On the hardware side, phones are already close to perfect. Keep the screen and NFC and Bluetooth, for QR based connections and the like, keep the battery as a UPS, but add more USB ports, Thread/Matter, and ditch or downgrade the cameras.

The filesystem probably needs to support snapshots, and Android should get a Full Backup and Restore Provider API to make it easier to back up everything, just the home folder, just one app, just the settings, just the data, etc, to your chosen provider, maybe even with hooks for apps to respond to import and export, so that the state of your app is totally portable and needs only a few clicks to restore from auto backup.

Finally, we need a cpanel-like VPS management tool to migrate your stuff to cloud hosted if you want, that can take backup files, and show you what's on the remote device's virtual screen(Again, so QR stuff works) or at least what's being displayed via some "Admin screen API" if you don't want to drag the full graphics API into it(But keeping graphics all the time seems like a good plan for standardization, and for kiosk type stuff).

And then finally, you'd probably want a some of the features from a normal-ish Linux userland, or as close as you could get, to make porting existing stuff easier, but even without that, I'd say the porting would be worth it.


Thank you for your input, lots to digest here!


but Android is just based on Linux, so in theory you could tweak a regular Linux server on ARM hardware to get good energy efficiency. The downside of Android is its reliance on Java, which adds a lot of overhead compared to bare-metal languages (I strongly believe - but have no sources or figures to back this up - this is why Apple phones have been faster and more energy efficient, especially in the earlier days (think iphone 4 and co)


Android doesn't run apps in a Java VM. At build time, the Java bytecode is translated to DEX bytecode, which is designed specifically for Android. Today, at install time, the Android runtime compiles DEX bytecode to native code. You're probably right about this being true in the early days, but not so much anymore.

I think the power usage difference between Android and plain Linux on the same hardware is mainly due to the way Android aggressively puts the CPU into sleep states and uses timers (etc) to wake it up as needed.


I'm no Java enthusiast but this screams for source.

I'v always thought it is how iOS manages threads vs in a way Android cannot.
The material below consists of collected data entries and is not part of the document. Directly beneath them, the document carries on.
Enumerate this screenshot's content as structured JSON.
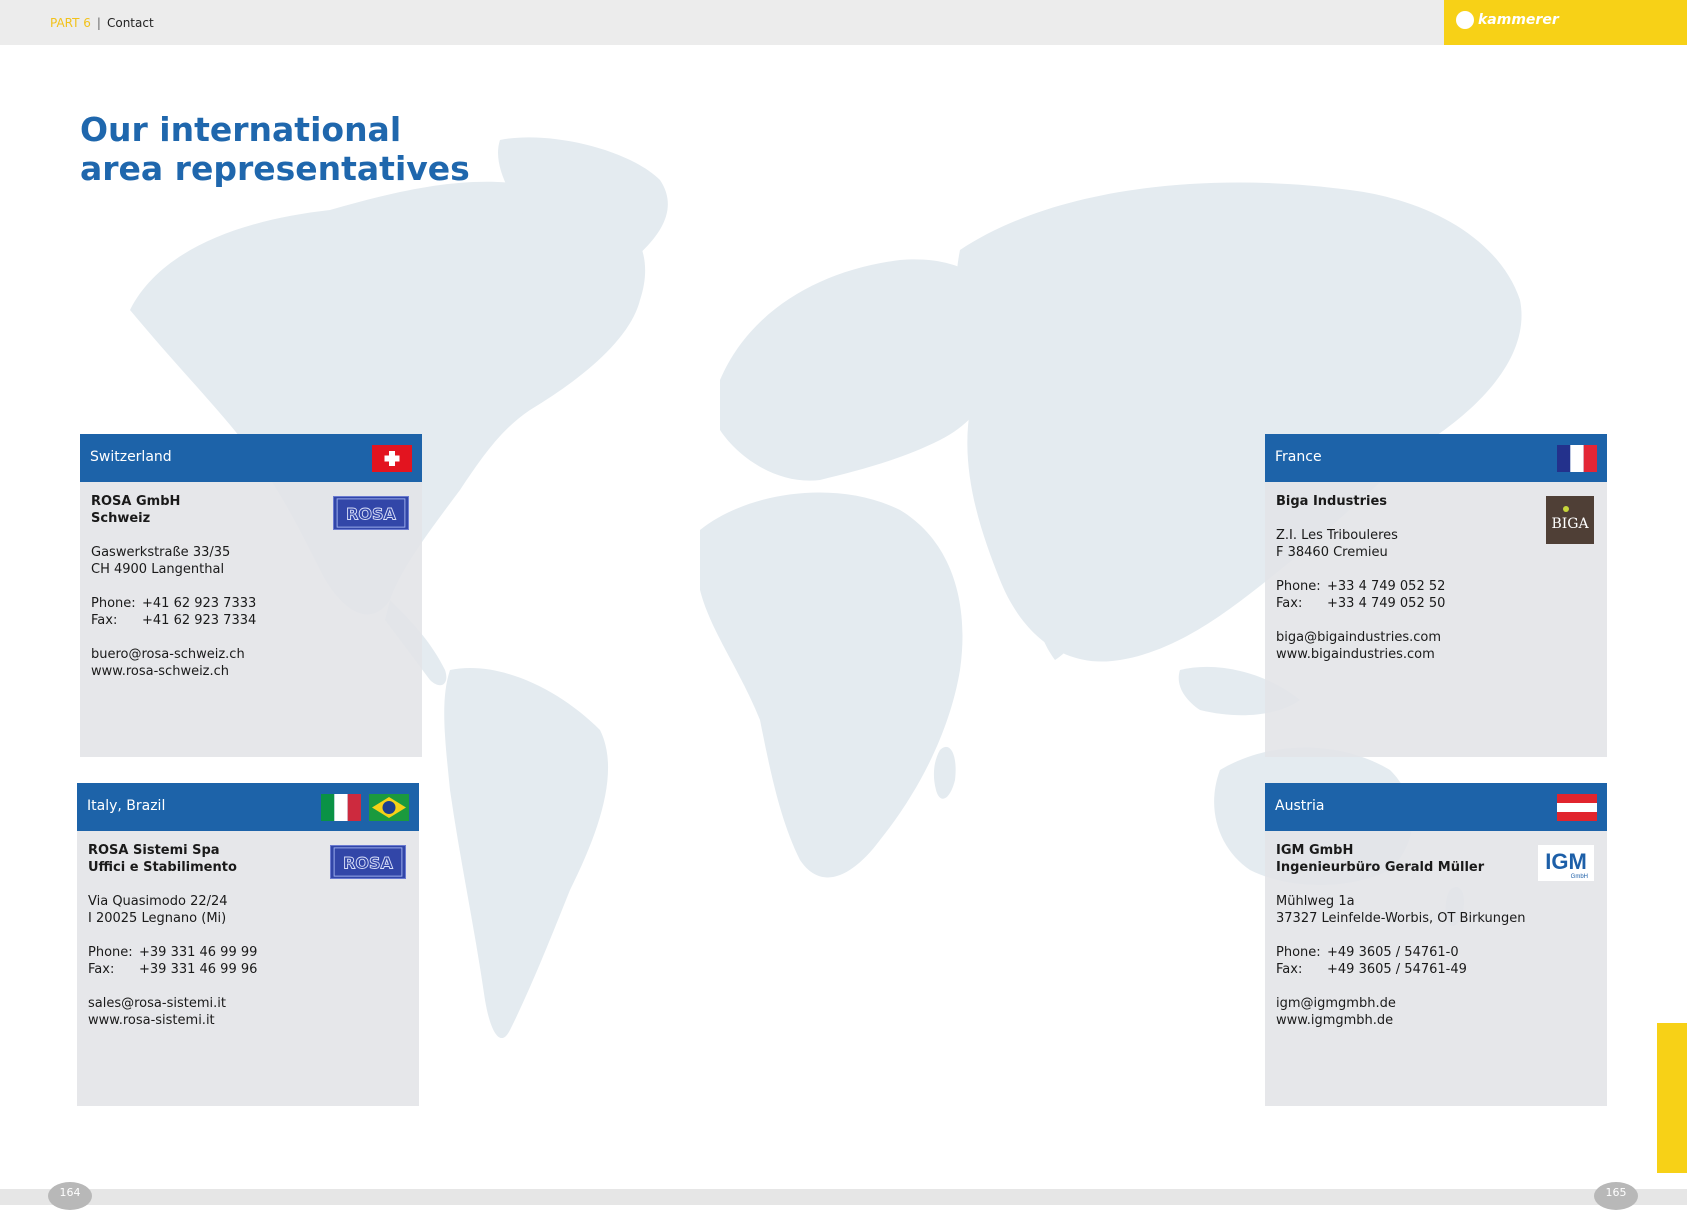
{
  "header": {
    "part": "PART 6",
    "section": "Contact",
    "brand": "kammerer"
  },
  "title": {
    "line1": "Our international",
    "line2": "area representatives"
  },
  "cards": {
    "switzerland": {
      "country": "Switzerland",
      "name1": "ROSA GmbH",
      "name2": "Schweiz",
      "street": "Gaswerkstraße 33/35",
      "city": "CH 4900 Langenthal",
      "phone_label": "Phone:",
      "phone": "+41 62 923 7333",
      "fax_label": "Fax:",
      "fax": "+41 62 923 7334",
      "email": "buero@rosa-schweiz.ch",
      "web": "www.rosa-schweiz.ch",
      "logo_text": "ROSA"
    },
    "italy": {
      "country": "Italy, Brazil",
      "name1": "ROSA Sistemi Spa",
      "name2": "Uffici e Stabilimento",
      "street": "Via Quasimodo 22/24",
      "city": "I 20025 Legnano (Mi)",
      "phone_label": "Phone:",
      "phone": "+39 331 46 99 99",
      "fax_label": "Fax:",
      "fax": "+39 331 46 99 96",
      "email": "sales@rosa-sistemi.it",
      "web": "www.rosa-sistemi.it",
      "logo_text": "ROSA"
    },
    "france": {
      "country": "France",
      "name1": "Biga Industries",
      "street": "Z.I. Les Tribouleres",
      "city": "F 38460 Cremieu",
      "phone_label": "Phone:",
      "phone": "+33 4 749 052 52",
      "fax_label": "Fax:",
      "fax": "+33 4 749 052 50",
      "email": "biga@bigaindustries.com",
      "web": "www.bigaindustries.com",
      "logo_text": "BIGA"
    },
    "austria": {
      "country": "Austria",
      "name1": "IGM GmbH",
      "name2": "Ingenieurbüro Gerald Müller",
      "street": "Mühlweg 1a",
      "city": "37327 Leinfelde-Worbis, OT Birkungen",
      "phone_label": "Phone:",
      "phone": "+49 3605 / 54761-0",
      "fax_label": "Fax:",
      "fax": "+49 3605 / 54761-49",
      "email": "igm@igmgmbh.de",
      "web": "www.igmgmbh.de",
      "logo_text": "IGM",
      "logo_sub": "GmbH"
    }
  },
  "pages": {
    "left": "164",
    "right": "165"
  },
  "colors": {
    "header_blue": "#1d63a9",
    "title_blue": "#1f67ad",
    "accent_yellow": "#f7d117",
    "map": "#e4ebf0"
  }
}
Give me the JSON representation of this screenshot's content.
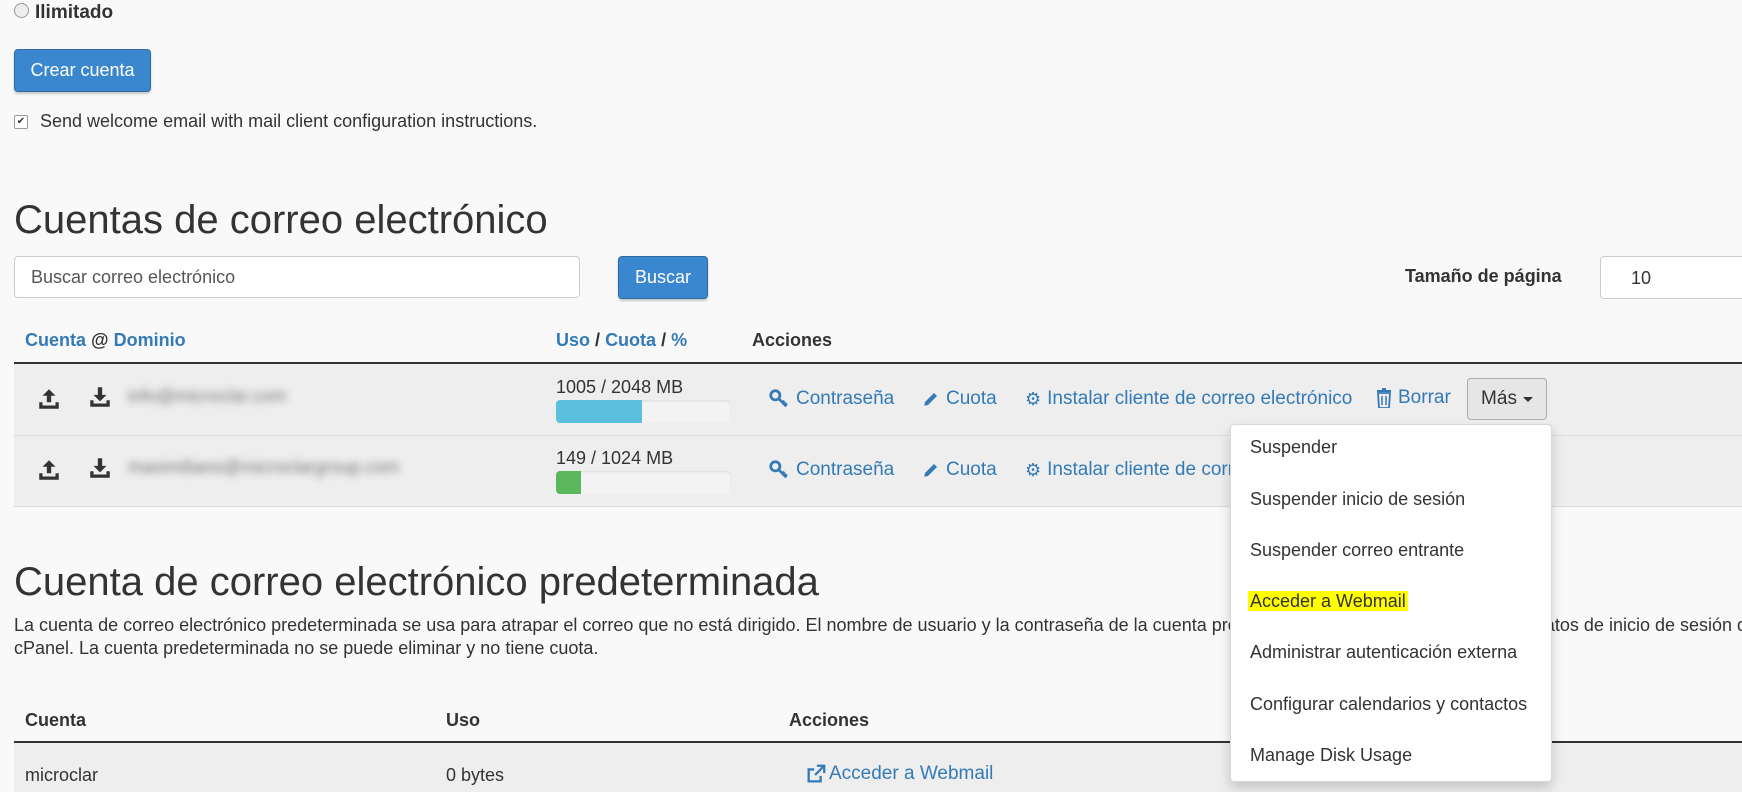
{
  "form": {
    "unlimited_label": "Ilimitado",
    "create_button": "Crear cuenta",
    "welcome_checkbox_label": "Send welcome email with mail client configuration instructions."
  },
  "accounts": {
    "title": "Cuentas de correo electrónico",
    "search_placeholder": "Buscar correo electrónico",
    "search_button": "Buscar",
    "page_size_label": "Tamaño de página",
    "page_size_value": "10",
    "headers": {
      "account": "Cuenta",
      "at": "@",
      "domain": "Dominio",
      "usage": "Uso",
      "slash": "/",
      "quota": "Cuota",
      "percent": "%",
      "actions": "Acciones"
    },
    "rows": [
      {
        "email": "info@microclar.com",
        "usage": "1005 / 2048 MB",
        "usage_fraction": 0.49,
        "bar_color": "#5bc0de"
      },
      {
        "email": "maximiliano@microclargroup.com",
        "usage": "149 / 1024 MB",
        "usage_fraction": 0.145,
        "bar_color": "#5cb85c"
      }
    ],
    "actions": {
      "password": "Contraseña",
      "quota": "Cuota",
      "install_client": "Instalar cliente de correo electrónico",
      "install_client_truncated": "Instalar cliente de corre",
      "delete": "Borrar",
      "more": "Más"
    }
  },
  "dropdown": {
    "items": [
      "Suspender",
      "Suspender inicio de sesión",
      "Suspender correo entrante",
      "Acceder a Webmail",
      "Administrar autenticación externa",
      "Configurar calendarios y contactos",
      "Manage Disk Usage"
    ],
    "highlight_color": "#ffff00"
  },
  "default_account": {
    "title": "Cuenta de correo electrónico predeterminada",
    "description_line1": "La cuenta de correo electrónico predeterminada se usa para atrapar el correo que no está dirigido. El nombre de usuario y la contraseña de la cuenta predeterminada son los mismos que los datos de inicio de sesión de la cuenta de",
    "description_line2": "cPanel. La cuenta predeterminada no se puede eliminar y no tiene cuota.",
    "headers": {
      "account": "Cuenta",
      "usage": "Uso",
      "actions": "Acciones"
    },
    "row": {
      "account": "microclar",
      "usage": "0 bytes",
      "action": "Acceder a Webmail"
    }
  },
  "colors": {
    "link": "#337ab7",
    "primary": "#3a87d0",
    "background": "#f9f9f9"
  }
}
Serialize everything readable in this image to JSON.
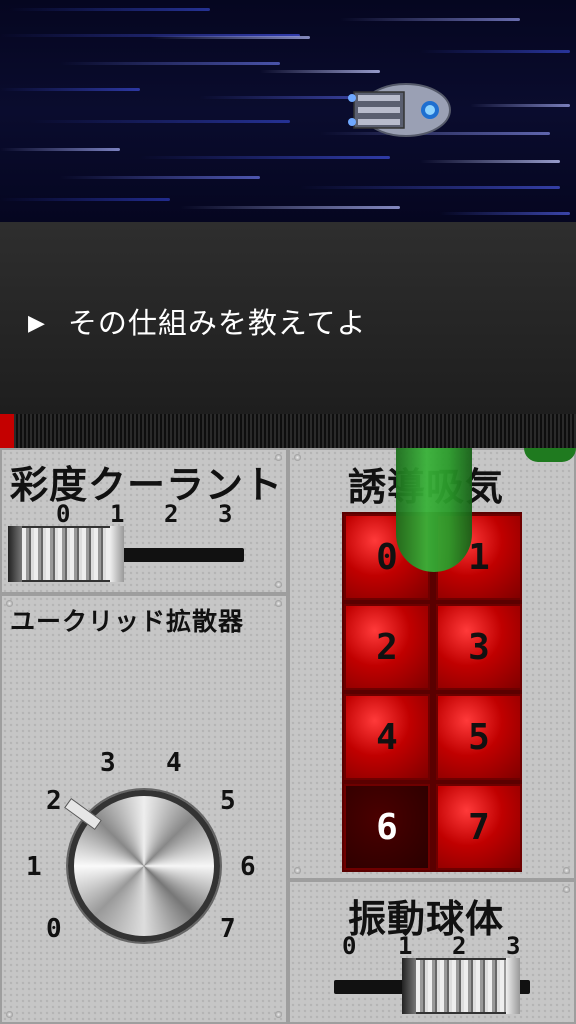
{
  "dialog": {
    "prompt_marker": "▶",
    "text": "その仕組みを教えてよ"
  },
  "progress": {
    "fraction": 0.025,
    "color": "#c40000"
  },
  "saturation_panel": {
    "title": "彩度クーラント",
    "ticks": [
      "0",
      "1",
      "2",
      "3"
    ],
    "value": 0
  },
  "euclid_panel": {
    "title": "ユークリッド拡散器",
    "dial_labels": [
      "0",
      "1",
      "2",
      "3",
      "4",
      "5",
      "6",
      "7"
    ],
    "value": 2
  },
  "induction_panel": {
    "title": "誘導吸気",
    "keys": [
      "0",
      "1",
      "2",
      "3",
      "4",
      "5",
      "6",
      "7"
    ],
    "active_key": "6"
  },
  "vibration_panel": {
    "title": "振動球体",
    "ticks": [
      "0",
      "1",
      "2",
      "3"
    ],
    "value": 3
  },
  "icons": {
    "ship": "spaceship-icon",
    "screw": "screw-icon",
    "play": "play-triangle-icon"
  },
  "colors": {
    "key_red": "#c00000",
    "tube_green": "#2a9a2a",
    "dialog_bg": "#262626"
  }
}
But all that info is from more than decade ago, so things may have changed. Can anyone chime in to explain?

To this day iOS feels snappier, perhaps lower latency input/output or something. Am saying as someone who uses and prefers Android and currently using Samsung Galaxy S10 phone (flagship phone line)


Android has the NDK now, it can run native code with only tiny headers of java to launch it, plus ART compiles the Java anyway as I understand it.

Regular Linux could be tweaked, but I think it would be way easier to start on Android and add all the missing stuff you want for a server, than to start on Linux.

Regular Linux still uses a bit more power, and they don't have any kind of container+sandbox that works quite as well, on account of the very tiny userland API that requires containerized things to bring all their own libraries, making them like 800MB a lot of the time, can't really run more than a few apps in 16GB of cheap slow flash like that.


> Regular Linux could be tweaked, but I think it would be way easier to start on Android and add all the missing stuff you want for a server, than to start on Linux.

I severely doubt it.


Things still break on Linux almost every update. Android has a lot that Linux doesn't, as far as I know Linux has very little that Android doesn't other than easy support for legacy Linux apps.


Termux works great as a server environment really. The trickiest part is to start phone without old battery and actually have automatic booting after power outage.


I accidently discovered earlier today that the Fairphone 3 works without it's (easily swappable) battery. So maybe other brands still build them like this.

Since we're talking about an Android phone for self hosting, if the phone is glued/the battery is soldered, after rooting it, the Advanced Charging Controller App* may be an option.